We also checked the system: they're running VMware ESX 3.5 with AMD chips, so we thought: AMD 64-bit systems can be an issue with ESX, but even using a 32-bit system makes no difference. Nor does adding memory, or processing cores.

So what about the SAN? Well, MySQL has a query cache, and even when the caches are full, the system is slow. Disk is not being waited on, at least not as far as we can tell, so the SAN doesn't seem to be an issue.

Networks? Nope, not them too. MySQL runs a little faster with a shared memory connection, maybe another 20-25%. Named pipes are also quicker than TCP/IP, but we're still slower. And, of course, our VMware Server baseline is also benefiting from all these improvements.

Perl's amazing Devel::NYTProf showed more detail. The big hit was in the database. DB queries were taking 3-4 times as long on their server compared to ours, oddly enough, even when the query cache is serving all requests and the disk isn't being hit. Now the MySQL query cache is trivial: if the string of the query matches, return the result. How can this be 3-4 times slower??
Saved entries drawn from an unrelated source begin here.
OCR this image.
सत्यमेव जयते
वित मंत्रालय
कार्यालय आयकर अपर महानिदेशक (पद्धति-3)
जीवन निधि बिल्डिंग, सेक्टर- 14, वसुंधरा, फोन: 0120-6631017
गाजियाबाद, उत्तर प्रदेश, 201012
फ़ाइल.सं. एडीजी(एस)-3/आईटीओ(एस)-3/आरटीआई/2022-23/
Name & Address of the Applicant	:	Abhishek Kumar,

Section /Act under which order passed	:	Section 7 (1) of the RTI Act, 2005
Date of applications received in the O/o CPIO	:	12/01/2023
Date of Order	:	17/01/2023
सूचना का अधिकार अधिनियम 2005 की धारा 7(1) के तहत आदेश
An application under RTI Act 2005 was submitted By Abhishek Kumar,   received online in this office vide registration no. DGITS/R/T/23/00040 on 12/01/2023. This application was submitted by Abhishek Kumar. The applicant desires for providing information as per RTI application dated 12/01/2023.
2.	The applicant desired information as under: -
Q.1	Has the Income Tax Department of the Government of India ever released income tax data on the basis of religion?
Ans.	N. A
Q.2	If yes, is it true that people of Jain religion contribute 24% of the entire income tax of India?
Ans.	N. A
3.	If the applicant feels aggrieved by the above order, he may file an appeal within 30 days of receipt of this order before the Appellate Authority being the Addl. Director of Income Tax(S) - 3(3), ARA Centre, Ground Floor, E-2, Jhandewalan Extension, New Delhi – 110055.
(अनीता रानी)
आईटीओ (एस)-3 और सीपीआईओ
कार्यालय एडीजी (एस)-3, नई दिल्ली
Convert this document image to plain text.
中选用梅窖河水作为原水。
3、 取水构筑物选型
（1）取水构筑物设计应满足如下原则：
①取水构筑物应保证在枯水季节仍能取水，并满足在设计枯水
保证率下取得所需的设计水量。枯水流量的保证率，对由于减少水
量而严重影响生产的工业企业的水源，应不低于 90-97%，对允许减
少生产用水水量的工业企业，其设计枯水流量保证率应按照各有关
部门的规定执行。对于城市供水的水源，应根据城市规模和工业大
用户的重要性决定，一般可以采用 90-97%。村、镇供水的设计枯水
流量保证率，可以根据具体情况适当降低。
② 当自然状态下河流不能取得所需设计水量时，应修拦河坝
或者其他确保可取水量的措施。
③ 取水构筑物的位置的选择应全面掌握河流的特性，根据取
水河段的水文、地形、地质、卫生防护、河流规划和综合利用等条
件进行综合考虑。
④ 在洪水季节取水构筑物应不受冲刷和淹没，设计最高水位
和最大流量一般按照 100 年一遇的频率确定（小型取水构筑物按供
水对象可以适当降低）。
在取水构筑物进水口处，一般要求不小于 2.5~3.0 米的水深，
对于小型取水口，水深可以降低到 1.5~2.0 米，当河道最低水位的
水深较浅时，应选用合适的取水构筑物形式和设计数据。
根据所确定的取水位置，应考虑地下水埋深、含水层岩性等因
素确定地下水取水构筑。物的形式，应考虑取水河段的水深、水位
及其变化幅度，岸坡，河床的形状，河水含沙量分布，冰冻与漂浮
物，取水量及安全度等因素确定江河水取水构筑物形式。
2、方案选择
At this stage, if our application's old CGI data layer was better structured, and at least used parameters rather than globals, we could work around the problem with Memoize or local Perl caching. Even the query cache uses a round-trip to the DB server. Of course, we should probably do this anyway, but that is hardly the point.

I'm usually pretty good at debugging, and I have rarely been completely at a loss. This time, we do not have access to the ESX system, so we are about at the end of what we can do. There are reports that lack of memory affinity can be a problem, especially for in-memory databases (which is what the query cached MySQL is, in part). Both MySQL and our systems (being Perl) are memory intensive.

Having said that, most reports on the Internet are pretty dumb in their analysis, even frustratingly so. They usually say it is a disk latency problem - well, we know it isn't, as if I write a stored procedure and a Perl script doing the same set of queries, one runs 10 times faster than the other. The queries are the same, so it must be the communication between Perl and the database. And, of course, the difference is much smaller, maybe a factor of 4 or 5, on our VMware Server benchmark. Other explanations imply that two cores are bad because CPU scheduling is so hard -- sorry, I don't buy it, it is not that hard that it takes this much of your server.

I am sure we haven't seen the end of this problem yet, but in the process we have probably speeded our system by a factor of two, and maybe prioritizing architectural changes to add caching to Perl will double it again. It's all a worthwhile if rather frustrating exercise.